I’ve often internally fumed about the lack of signage, timetables and maps (let alone shelter from the elements at bus stops) at any of the transit stops here in Vancouver. How is the typical visitor or newcomer to the city expected to discover any of this information? How about a casual user, who may not be completely familiar with the ins and outs of the system, but wants to try it out ad hoc from time to time? I use transit every weekday, and still am unable to just casually wait for a bus that’s not part of my commute and feel confident that I know when it’s going to show up, how long the trip is going to take or where it’s going to take me.

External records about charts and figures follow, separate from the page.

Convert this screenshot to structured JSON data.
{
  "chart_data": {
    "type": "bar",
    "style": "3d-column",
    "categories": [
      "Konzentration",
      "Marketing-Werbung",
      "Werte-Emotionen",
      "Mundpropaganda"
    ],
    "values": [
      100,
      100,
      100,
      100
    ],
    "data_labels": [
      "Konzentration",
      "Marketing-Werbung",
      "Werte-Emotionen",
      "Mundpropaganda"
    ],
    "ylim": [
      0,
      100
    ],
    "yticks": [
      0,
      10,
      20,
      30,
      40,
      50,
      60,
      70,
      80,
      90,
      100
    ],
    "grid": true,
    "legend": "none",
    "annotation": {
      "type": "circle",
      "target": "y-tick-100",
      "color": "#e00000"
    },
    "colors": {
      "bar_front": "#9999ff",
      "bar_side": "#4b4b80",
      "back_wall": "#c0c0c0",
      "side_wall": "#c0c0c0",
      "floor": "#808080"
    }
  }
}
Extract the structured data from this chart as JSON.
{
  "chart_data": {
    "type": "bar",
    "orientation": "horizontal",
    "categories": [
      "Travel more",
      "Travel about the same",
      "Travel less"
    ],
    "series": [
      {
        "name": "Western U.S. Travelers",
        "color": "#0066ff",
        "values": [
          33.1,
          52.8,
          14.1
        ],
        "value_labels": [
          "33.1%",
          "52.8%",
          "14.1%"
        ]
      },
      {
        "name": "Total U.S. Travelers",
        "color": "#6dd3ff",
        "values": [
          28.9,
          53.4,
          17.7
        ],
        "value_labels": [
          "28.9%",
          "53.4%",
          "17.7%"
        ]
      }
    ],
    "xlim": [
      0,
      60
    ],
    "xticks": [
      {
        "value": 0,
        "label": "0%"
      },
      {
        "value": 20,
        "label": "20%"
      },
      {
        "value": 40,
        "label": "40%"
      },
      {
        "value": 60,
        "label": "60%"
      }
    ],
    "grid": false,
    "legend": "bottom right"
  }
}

Does Translink really expect that users are going to spend 15 minutes on their website while toggling over to Google maps to figure this all out? Talk about lack of user-centered design, not to mention lack of transparency.
Ahh, how easy it would be to fix this problem, I mused.
And then it dawned on me – so frequently I critique these everyday things, but so rarely do I offer a solution. And that’s when it really hit me – how about a regular design exercise where I’d collect these things–big and small (probably mostly small)–and propose a shoot-from-the-hip solution, and limit myself to 30 minutes, at max an hour, to generating ideas for fixes? What kinds of things would I notice? What ideas would I come up with?
So back to the ill-placed sign. Here we go…my solution to you, dear Translink, is to duplicate, shrink, and laminate this map and either:
a) Place it on a post on this popularly trafficked corner right here where it is in context of where someone might actually think about planning their trip. Although not everyone may need the information, at least it’s information that can be soaked up in the periphery and it perpetuates constant awareness. And it highlights to visitors that there is indeed public transportation that can take you from the heart of the city to more far-flung locations.
b) Place it on the wall of the Bay building outside of the Skytrain entrace.
And while we’re at it, a large, illuminated subway sign (lit when it’s in service, a la NYC) would be a nice gesture as well.
Eat your heart out (does anyone seriously say that anymore?), Don Norman.